APVR: Hour-Level Long Video Understanding with Adaptive Pivot Visual Information Retrieval
Hong Gao, Yiming Bao, Xuezhen Tu, Bin Zhong, Linan Yue, Minling Zhang
TL;DR
APVR addresses hour-level video understanding by introducing a training-free, dual-granularity retrieval framework that hierarchically preserves salient visual information. It combines Pivot Frame Retrieval, which expands queries into objects, descriptions, relations, and semantics and scores frames via CLIP and Grounding-DINO, with Pivot Token Retrieval, which applies query-aware cross-layer attention and adaptive token selection to keep a compact, highly relevant token set. The framework uses iterative adaptive resampling and temporal diffusion to maintain temporal coherence while staying within memory constraints, enabling processing of up to $K=1024$ frames for hour-long videos.
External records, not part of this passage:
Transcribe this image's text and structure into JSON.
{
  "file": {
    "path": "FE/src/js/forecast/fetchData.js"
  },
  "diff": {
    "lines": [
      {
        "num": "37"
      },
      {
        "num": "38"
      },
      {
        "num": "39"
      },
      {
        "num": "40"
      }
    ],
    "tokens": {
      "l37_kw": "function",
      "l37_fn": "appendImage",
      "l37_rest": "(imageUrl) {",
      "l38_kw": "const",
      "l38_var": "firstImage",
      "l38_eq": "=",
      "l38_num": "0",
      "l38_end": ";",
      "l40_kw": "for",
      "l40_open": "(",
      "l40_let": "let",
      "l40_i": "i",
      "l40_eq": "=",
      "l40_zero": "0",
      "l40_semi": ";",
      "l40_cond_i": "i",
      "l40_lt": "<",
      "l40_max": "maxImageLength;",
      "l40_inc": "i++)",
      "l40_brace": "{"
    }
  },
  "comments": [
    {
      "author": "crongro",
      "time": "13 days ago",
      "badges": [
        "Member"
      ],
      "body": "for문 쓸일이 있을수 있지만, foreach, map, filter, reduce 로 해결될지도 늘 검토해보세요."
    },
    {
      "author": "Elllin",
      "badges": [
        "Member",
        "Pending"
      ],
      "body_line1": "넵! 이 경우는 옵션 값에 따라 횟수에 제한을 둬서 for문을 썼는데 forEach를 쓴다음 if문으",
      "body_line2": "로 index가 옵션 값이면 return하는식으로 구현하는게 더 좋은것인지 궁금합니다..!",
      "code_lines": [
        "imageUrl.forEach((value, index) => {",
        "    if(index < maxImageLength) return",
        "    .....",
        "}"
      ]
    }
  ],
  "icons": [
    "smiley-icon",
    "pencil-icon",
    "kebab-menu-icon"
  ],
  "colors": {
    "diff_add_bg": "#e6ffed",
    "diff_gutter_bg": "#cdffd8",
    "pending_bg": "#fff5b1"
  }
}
Empirical results on LongVideoBench, VideoMME, and MLVU show state-of-the-art performance among both training-free and training-based methods, with notable improvements (e.g., up to $9.7\%$) over baselines across multiple MLLMs. APVR’s plug-and-play design and training-free nature offer a scalable, model-agnostic path to robust long-form video understanding.
Abstract
Current multimodal large language models (MLLMs) struggle with hour-level video understanding, facing significant challenges not only in modeling the substantial information volume of long videos but also in overcoming the memory wall and resource constraints during both training and inference. Although recent training-free approaches have alleviated resource demands by compressing visual features, their reliance on incomplete visual information limits the performance potential. To address these limitations, we propose Adaptive Pivot Visual information Retrieval (APVR), a training-free framework that hierarchically retrieves and retains sufficient and important visual information. It breakthroughs the memory wall limitation via two complementary components: Pivot Frame Retrieval employs query expansion and iterative spatio-semantic confidence scoring to identify relevant video frames, and Pivot Token Retrieval performs query-aware attention-driven token selection within up to 1024 pivot frames. This dual granularity approach enables the processing of hour-long videos while maintaining semantic fidelity. Experimental validations on three different baseline MLLMs demonstrate significant performance improvements up to 9.5\%, 4.6\% and 9.7\% on LongVideoBench, VideoMME and MLVU, respectively. APVR achieves state-of-the-art results for both training-free and training-based approaches.